Me, Mike and Manny circa 1966

Wednesday, July 3, 2013

Besos, Besos!

for Chauncey
(because we are on the road and we might miss them tomorrow night)

Last night from the 12th story roof we watched the people of Miami kissing. The citizens puckered up, shut their eyes, leaned in and boom!  All over the city, kisses filled the skies—big and little smooches, love bites, ear tugs, and bottom lip sucking everywhere.  All around us stars of every color flew into that’s—screaming Mimi’s and dandelion bursts, spinning wheels and swimming tadpoles—all of them charging into the skies and exploding.  One kiss came up green and sparkly like Christmas, burst into shards of green glitter and froze in space for a beat.  We grew silent, waiting to see what would happen next.


All night long, love exploded every time someone kissed someone—for the first time, for the billionth time, for forgiveness, for the taste of it, for good-bye.  For whatever reason someone had to plant a little bit of love on someone else, a star ignited in the sky.

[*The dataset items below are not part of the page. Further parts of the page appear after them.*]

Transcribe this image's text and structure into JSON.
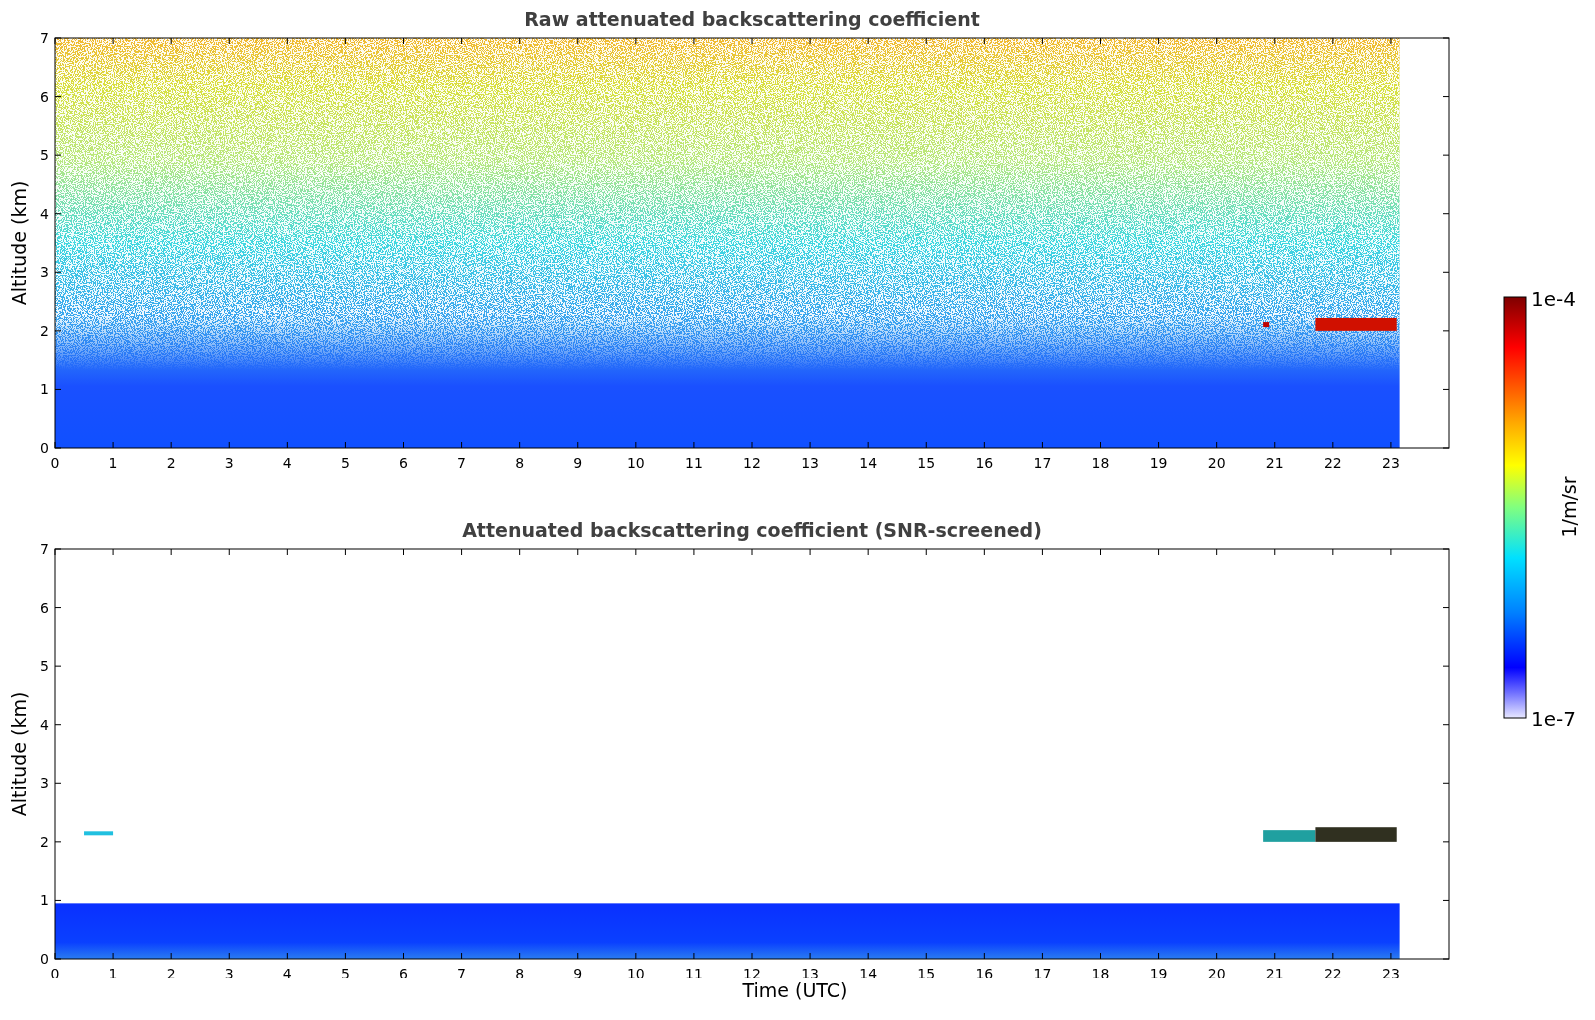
{
  "panels": [
    {
      "kind": "raw",
      "title": "Raw attenuated backscattering coefficient",
      "ylabel": "Altitude (km)",
      "yticks": [
        "7",
        "6",
        "5",
        "4",
        "3",
        "2",
        "1",
        "0"
      ],
      "xticks": [
        "0",
        "1",
        "2",
        "3",
        "4",
        "5",
        "6",
        "7",
        "8",
        "9",
        "10",
        "11",
        "12",
        "13",
        "14",
        "15",
        "16",
        "17",
        "18",
        "19",
        "20",
        "21",
        "22",
        "23"
      ]
    },
    {
      "kind": "screened",
      "title": "Attenuated backscattering coefficient (SNR-screened)",
      "ylabel": "Altitude (km)",
      "yticks": [
        "7",
        "6",
        "5",
        "4",
        "3",
        "2",
        "1",
        "0"
      ],
      "xticks": [
        "0",
        "1",
        "2",
        "3",
        "4",
        "5",
        "6",
        "7",
        "8",
        "9",
        "10",
        "11",
        "12",
        "13",
        "14",
        "15",
        "16",
        "17",
        "18",
        "19",
        "20",
        "21",
        "22",
        "23"
      ]
    }
  ],
  "xlabel": "Time (UTC)",
  "colorbar": {
    "max_label": "1e-4",
    "min_label": "1e-7",
    "unit": "1/m/sr"
  }
}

To the north, the night shimmered blue.  And to the east, a thousand comets streaked and bumped, syncopated and wide-hipped as Celia Cruz.  Hot suns sizzled over western skies.  And from the roof, we realized that this is all that matters -- the planting of kisses.  The rest of it is irrelevant—aggressive acts, the-push-my-ego-in-the-forefront acts, the let-me-hurt-you-cuz-you-hurt-me acts, the runaway-cuz - I-won't-hurt-again acts—exist because we desire to connect, to kiss, to explode!  All across Miami—besos, besos, besos, besos—all the buildings and their lights, all the stars dressed in the sheerness of white cloud, all the fireworks filled the night with kisses.